The Redux documentation (https://redux.js.org/usage/structuring-reducers/normalizing-state-shape) recommends to avoid nested data and to normalize and flatten it instead. But I wonder if it really is a good idea to flatten the state in the case of nested one-to-many relationships.
Let's say I want to model a collection of books, where each books has a certain number of pages, and each page has a certain number of sentences. Every sentence is in only one page and every page is in only one book. From what I understand, the Redux docs suggest the following normalized flat structure. Note that pages and sentences need ids that are globally unique.
state = {
books: {
allIds: ["book1", "book2"],
byId: {
"book1": {
/*name: "First book",*/
pages: ["page1", "page2"],
},
"book2": {/*...*/},
},
},
pages: {
byId: {
"page1": {
/*pageNumber: "1",*/
sentences: ["sentence1", "sentence2"]
},
"page2": {/*...*/},
}
},
sentences: {
byId: {
"sentence1": {
/*contents: "First sentence"*/
},
"sentence2": {/*...*/},
}
},
};
But in practice I found that this representation makes it very difficult to do certain operations. For instance (deep) cloning a book requires coming up with a whole lot of new unique ids (for the cloned book, all the cloned pages, and all the cloned sentences), but I have no idea where I can generate them: the reducer is not allowed to generate random ids, and the action creator only has access to the book id so it doesn’t know how many random ids need to be generated.
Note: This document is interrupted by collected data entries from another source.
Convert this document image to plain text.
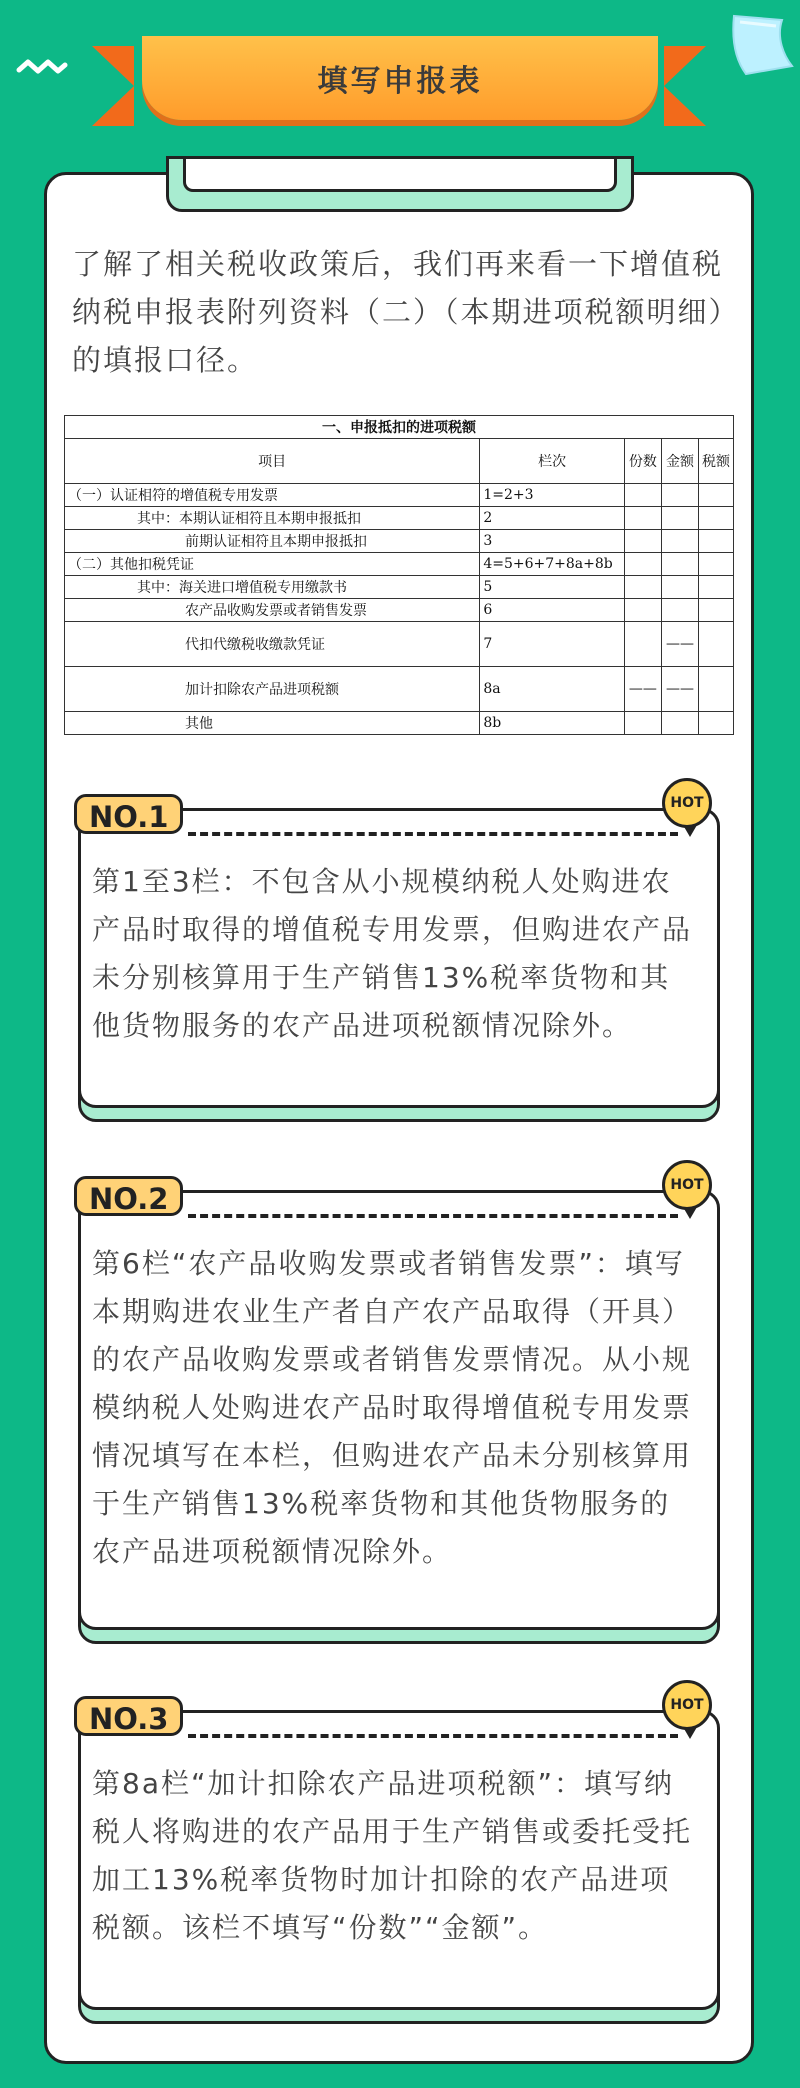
填写申报表
了解了相关税收政策后，我们再来看一下增值税纳税申报表附列资料（二）（本期进项税额明细）的填报口径。
一、申报抵扣的进项税额				
项目	栏次	份数	金额	税额
（一）认证相符的增值税专用发票	1=2+3			
其中：本期认证相符且本期申报抵扣	2			
前期认证相符且本期申报抵扣	3			
（二）其他扣税凭证	4=5+6+7+8a+8b			
其中：海关进口增值税专用缴款书	5			
农产品收购发票或者销售发票	6			
代扣代缴税收缴款凭证	7		——	
加计扣除农产品进项税额	8a	——	——	
其他	8b			
NO.1	HOT
第1至3栏：不包含从小规模纳税人处购进农产品时取得的增值税专用发票，但购进农产品未分别核算用于生产销售13%税率货物和其他货物服务的农产品进项税额情况除外。
NO.2	HOT
第6栏“农产品收购发票或者销售发票”：填写本期购进农业生产者自产农产品取得（开具）的农产品收购发票或者销售发票情况。从小规模纳税人处购进农产品时取得增值税专用发票情况填写在本栏，但购进农产品未分别核算用于生产销售13%税率货物和其他货物服务的农产品进项税额情况除外。
NO.3	HOT
第8a栏“加计扣除农产品进项税额”：填写纳税人将购进的农产品用于生产销售或委托受托加工13%税率货物时加计扣除的农产品进项税额。该栏不填写“份数”“金额”。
On the other hand, in the representation below where we nest the {allIds, byId}
objects, cloning books is very easy: you just need to come up with one new id for the new book and then do a regular deep clone. Note that the ids are now only required to be locally unique.
state.books = {
allIds: ["book1", "book2"],
byId: {
"book1": {
/*name: "First book",*/
pages: {
allIds: ["page1", "page2"],
byId: {
"page1": {
/*pageNumber: "1",*/
sentences: {
allIds: ["sentence1", "sentence2"],
byId: {
"sentence1": {
/*contents: "First sentence"*/
},
"sentence2": {/*...*/},
}
}
},
"page2": {/*...*/},
}
}
},
"book2": {/*...*/}
}
};
This nested representation also seems to avoid every single pitfall mentioned in the Redux docs:
When a piece of data is duplicated in several places, it becomes harder to make sure that it is updated appropriately.
- Not relevant for one-to-many relationships as data is not duplicated to begin with.
Nested data means that the corresponding reducer logic has to be more nested and therefore more complex. In particular, trying to update a deeply nested field can become very ugly very fast.
- Well, no, using Immer (included by default in Redux Toolkit) updating a deeply nested field is super easy. Even without Immer, it’s not that complicated. On the other hand, the flat representation makes a lot of other things way more complex (in particular cloning a book which seems incredibly complicated to me, but also adding or removing pages). Yes, in order to access a sentence the sentenceId is not enough, you now also need to give the pageId and the bookId, but that’s just two more arguments to a bunch of function calls.
Since immutable data updates require all ancestors in the state tree to be copied and updated as well, and new object references will cause connected UI components to re-render, an update to a deeply nested data object could force totally unrelated UI components to re-render even if the data they're displaying hasn't actually changed.
- Doesn’t seem to be an issue either, as long as you don’t select the whole
state.books.byId[bookId]
object. If you only selectstate.books.byId[bookId].name
andstate.books.byId[bookId].pages.allIds
, then you have all the information you need, and changing a page or a sentence won’t make the book component rerender. It seems just as efficient as the flat version. I guess there is slightly more boilerplate, especially if you need to select many other fields, but it shouldn’t be too hard to manage.
In summary, I think that turning an array of books/pages/sentences into an {allIds, byId}
object and having every book/page/sentence component select its own data is definitely a good idea, but I really don’t see the point of going one step further and flattening out everything. Keeping the data nested seems significantly easier to work with and doesn’t seem to have any real drawbacks.
So I guess my question is:
Am I missing something? Is there something else I would gain by flattening my state, which would make it worth figuring out how to clone a book?